MAKALAH MTU 1
-
Upload
muhammad-rifky -
Category
Documents
-
view
18 -
download
11
description
Transcript of MAKALAH MTU 1
MAKALAH
MANAJEMEN TERNAK UNGGAS
“ITIK”
Disusun oleh :
Kelas A
Rendi Perdana 200110130076
Nabila Nuzul 200110130254
Genta Prima D 200110130257
Muhammad Iqbal 200110130294
Muhammad Rifky 200110130302
Teti Herdayani 200110130404
FAKULTAS PETERNAKAN
UNIVERSITAS PADJADJARAN
2015
I
PENDAHULUAN
1.1 Latar Belakang
Itik merupakan salah satu ternak unggas yang memiliki potensi untuk
memenuhi kebutuhan sumber protein pada makanan manusia sebagai penghasil telur
dan daging untuk mendukung ketersediaan protein hewani yang murah dan mudah
didapat. Di Indonesia, itik umumnya diusahakan sebagai penghasil telur namun ada
pula yang diusahakan sebagai penghasil daging. Peternakan itik didominasi oleh
peternak dengan sistem pemeliharaan yang masih tradisional di mana itik
digembalakan di sawah atau di tempat-tempat yang banyak airnya, namun dengan
cepat mengarah pada pemeliharaan secara intensif yang sepenuhnya terkurung.
Sistem pemeliharaan akan sangat menentukan perkembangan itik di
indonesia. Kebutuhan bibit tidak dapat dipenuhi melalui pemeliharaan itik secara
tradisional, melainkan harus secara intensif. Sementara perubahan sistem budidaya
dari sistem tradisional menjadi sistem intensif perlu didukung dengan ketersediaan
teknologi dengan memerhatikan prinsip manajemen usaha peternakan modern,
berorientasi agribisnis, dan berwawasan lingkungan untuk mencapai keuntungan yang
optimal.
1.2 Tujuan
1. Untuk mengetahui perkembangan itik di Indonesia.
2. Untuk mengetahui kendala dalam perkembangan itik.
3. Untuk mengetahui cara yang dilakukan dalam mendukung perkembangan itik.
II
PENDAHULUAN
2.1 Perkembangan Itik di Indonesia
Ternak itik walaupun bukan ternak asli Indonesia, sudah bisa menyesuaikan
diri dengan keadaan alam Indonesia.

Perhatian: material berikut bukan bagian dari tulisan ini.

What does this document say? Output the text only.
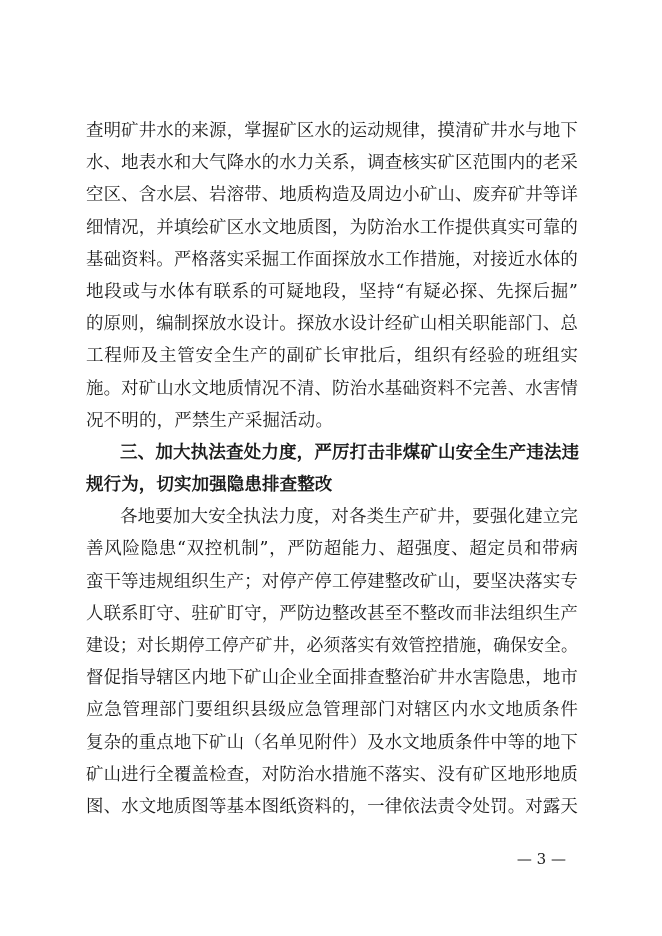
查明矿井水的来源，掌握矿区水的运动规律，摸清矿井水与地下
水、地表水和大气降水的水力关系，调查核实矿区范围内的老采
空区、含水层、岩溶带、地质构造及周边小矿山、废弃矿井等详
细情况，并填绘矿区水文地质图，为防治水工作提供真实可靠的
基础资料。严格落实采掘工作面探放水工作措施，对接近水体的
地段或与水体有联系的可疑地段，坚持“有疑必探、先探后掘”
的原则，编制探放水设计。探放水设计经矿山相关职能部门、总
工程师及主管安全生产的副矿长审批后，组织有经验的班组实
施。对矿山水文地质情况不清、防治水基础资料不完善、水害情
况不明的，严禁生产采掘活动。
三、加大执法查处力度，严厉打击非煤矿山安全生产违法违
规行为，切实加强隐患排查整改
各地要加大安全执法力度，对各类生产矿井，要强化建立完
善风险隐患“双控机制”，严防超能力、超强度、超定员和带病
蛮干等违规组织生产；对停产停工停建整改矿山，要坚决落实专
人联系盯守、驻矿盯守，严防边整改甚至不整改而非法组织生产
建设；对长期停工停产矿井，必须落实有效管控措施，确保安全。
督促指导辖区内地下矿山企业全面排查整治矿井水害隐患，地市
应急管理部门要组织县级应急管理部门对辖区内水文地质条件
复杂的重点地下矿山（名单见附件）及水文地质条件中等的地下
矿山进行全覆盖检查，对防治水措施不落实、没有矿区地形地质
图、水文地质图等基本图纸资料的，一律依法责令处罚。对露天
— 3 —
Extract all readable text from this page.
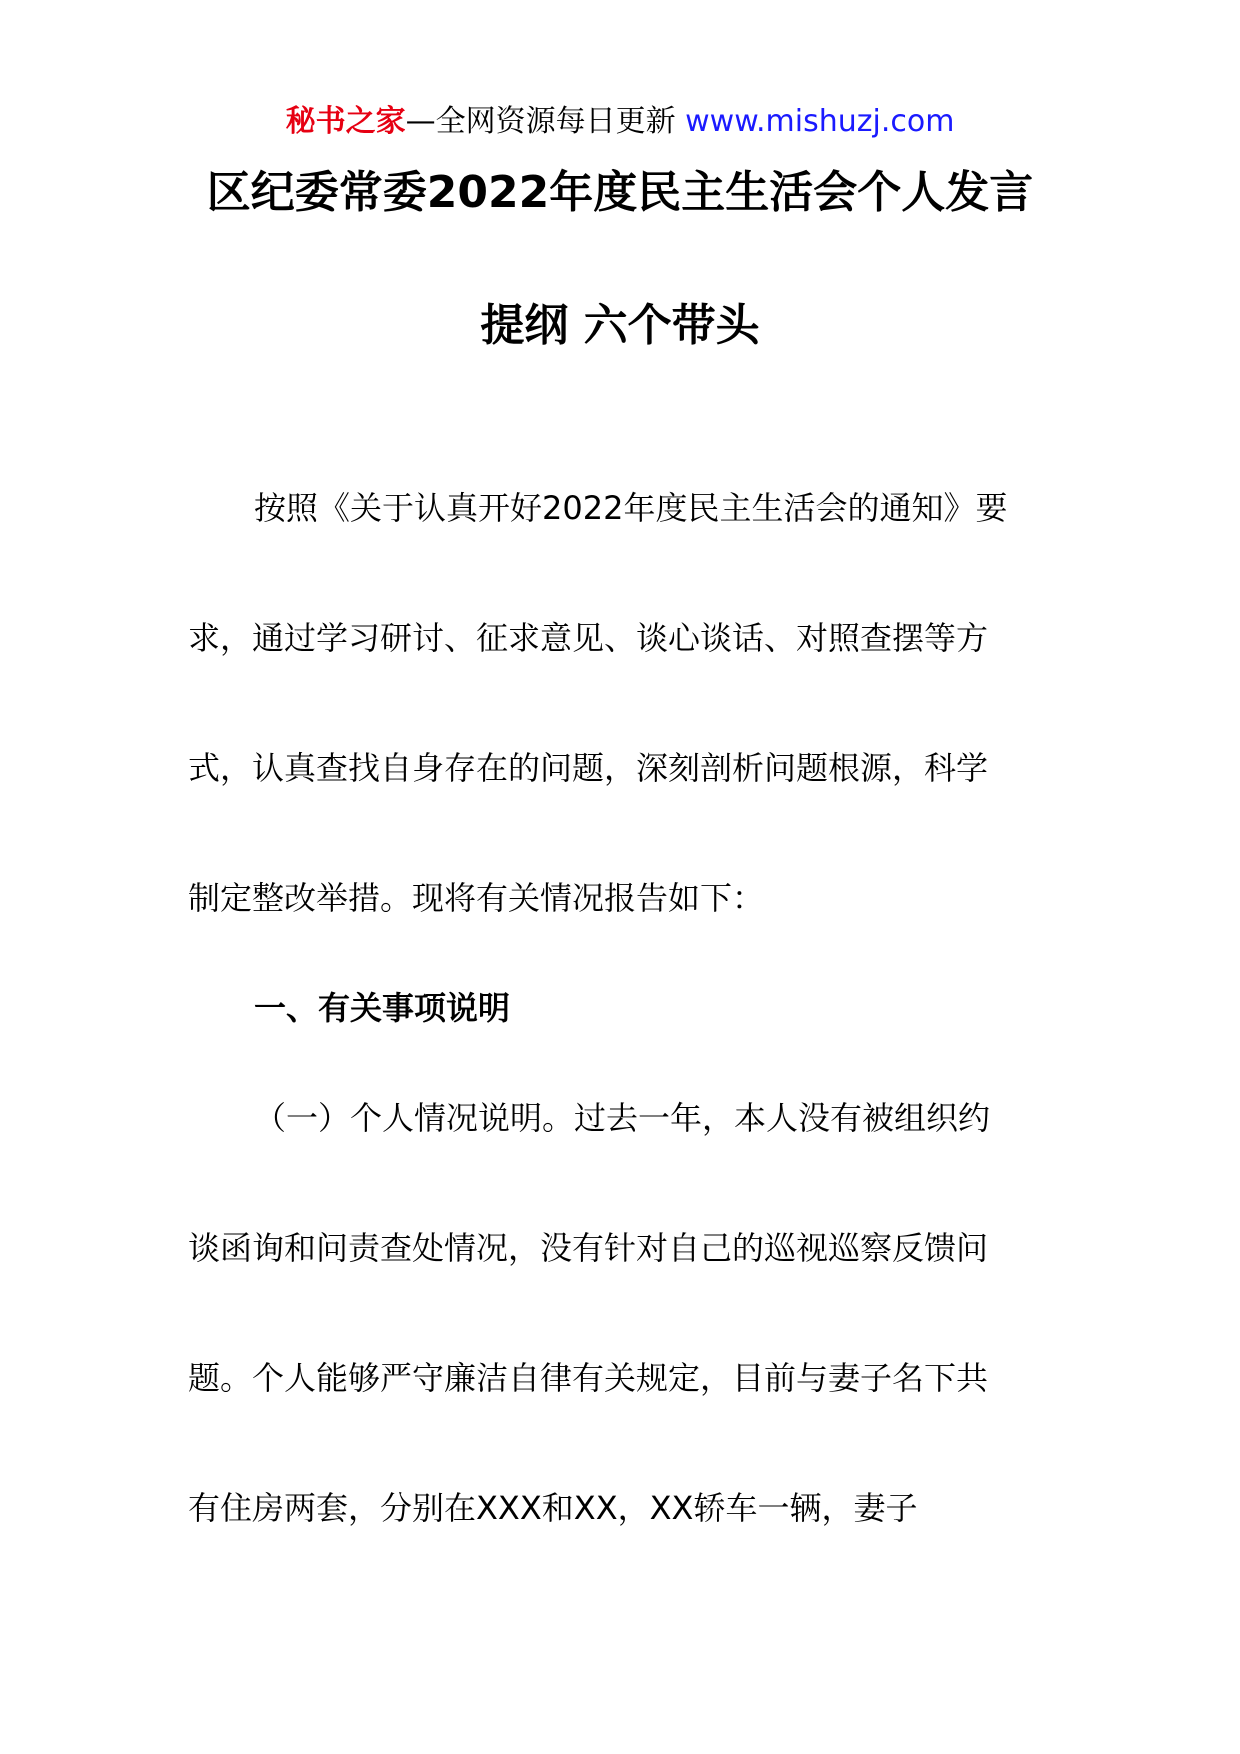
秘书之家—全网资源每日更新 www.mishuzj.com
区纪委常委2022年度民主生活会个人发言
提纲 六个带头
按照《关于认真开好2022年度民主生活会的通知》要
求，通过学习研讨、征求意见、谈心谈话、对照查摆等方
式，认真查找自身存在的问题，深刻剖析问题根源，科学
制定整改举措。现将有关情况报告如下：
一、有关事项说明
（一）个人情况说明。过去一年，本人没有被组织约
谈函询和问责查处情况，没有针对自己的巡视巡察反馈问
题。个人能够严守廉洁自律有关规定，目前与妻子名下共
有住房两套，分别在XXX和XX，XX轿车一辆，妻子
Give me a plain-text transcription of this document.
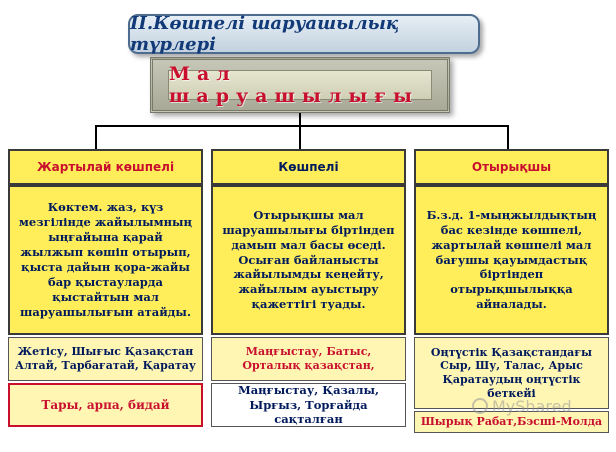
II.Көшпелі шаруашылық түрлері
Мал шаруашылығы
Жартылай көшпелі
Көктем. жаз, күз мезгілінде жайылымның ыңғайына қарай жылжып көшіп отырып, қыста дайын қора-жайы бар қыстауларда қыстайтын мал шаруашылығын атайды.
Жетісу, Шығыс Қазақстан Алтай, Тарбағатай, Қаратау
Тары, арпа, бидай
Көшпелі
Отырықшы мал шаруашылығы біртіндеп дамып мал басы өседі. Осыған байланысты жайылымды кеңейту, жайылым ауыстыру қажеттігі туады.
Маңғыстау, Батыс, Орталық қазақстан,
Маңғыстау, Қазалы, Ырғыз, Торғайда сақталған
Отырықшы
Б.з.д. 1-мыңжылдықтың бас кезінде көшпелі, жартылай көшпелі мал бағушы қауымдастық біртіндеп отырықшылыққа айналады.
Оңтүстік Қазақстандағы Сыр, Шу, Талас, Арыс Қаратаудың оңтүстік беткейі
Шырық Рабат,Бэсші-Молда
MyShared
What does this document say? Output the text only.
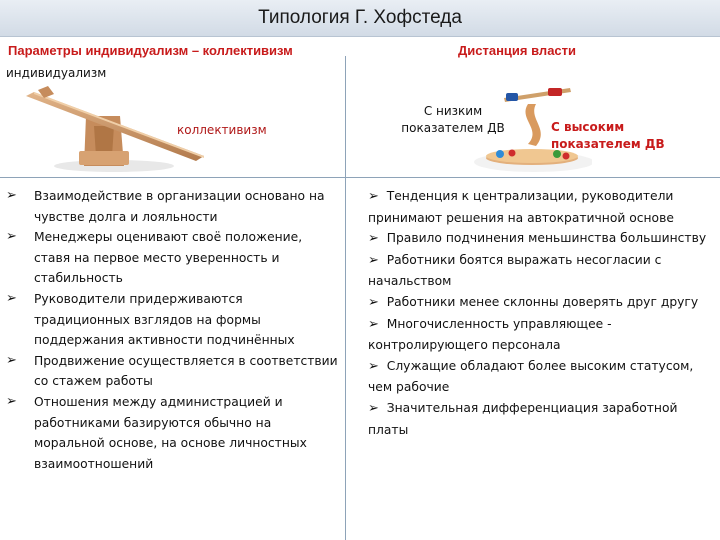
Типология Г. Хофстеда
Параметры индивидуализм – коллективизм	Дистанция власти
индивидуализм
коллективизм
С низким показателем ДВ	С высоким показателем ДВ
➢ Взаимодействие в организации основано на чувстве долга и лояльности
➢ Менеджеры оценивают своё положение, ставя на первое место уверенность и стабильность
➢ Руководители придерживаются традиционных взглядов на формы поддержания активности подчинённых
➢ Продвижение осуществляется в соответствии со стажем работы
➢ Отношения между администрацией и работниками базируются обычно на моральной основе, на основе личностных взаимоотношений
➢ Тенденция к централизации, руководители принимают решения на автократичной основе
➢ Правило подчинения меньшинства большинству
➢ Работники боятся выражать несогласии с начальством
➢ Работники менее склонны доверять друг другу
➢ Многочисленность управляющее - контролирующего персонала
➢ Служащие обладают более высоким статусом, чем рабочие
➢ Значительная дифференциация заработной платы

Hal itu dapat disaksikan pada adanya
penyebaran ternak itik ke seluruh wilayah Indonesia. Itik dapat lebih mudah
dipelihara. Itik dapat dipelihara di tempat-tempat yang kotor, seperti di sawah, sungai,
atau kolam. Itik merupakan jenis ternak unggas yang sudah lama dikenal oleh
masyarakat Indonesia. Di beberapa daerah, itik telah dikembangkan sebagai
komoditas ternak yang mampu menopang kehidupan peternak, bukan lagi sebagai
usaha sampingan, tetapi sudah menjadi usaha pokok.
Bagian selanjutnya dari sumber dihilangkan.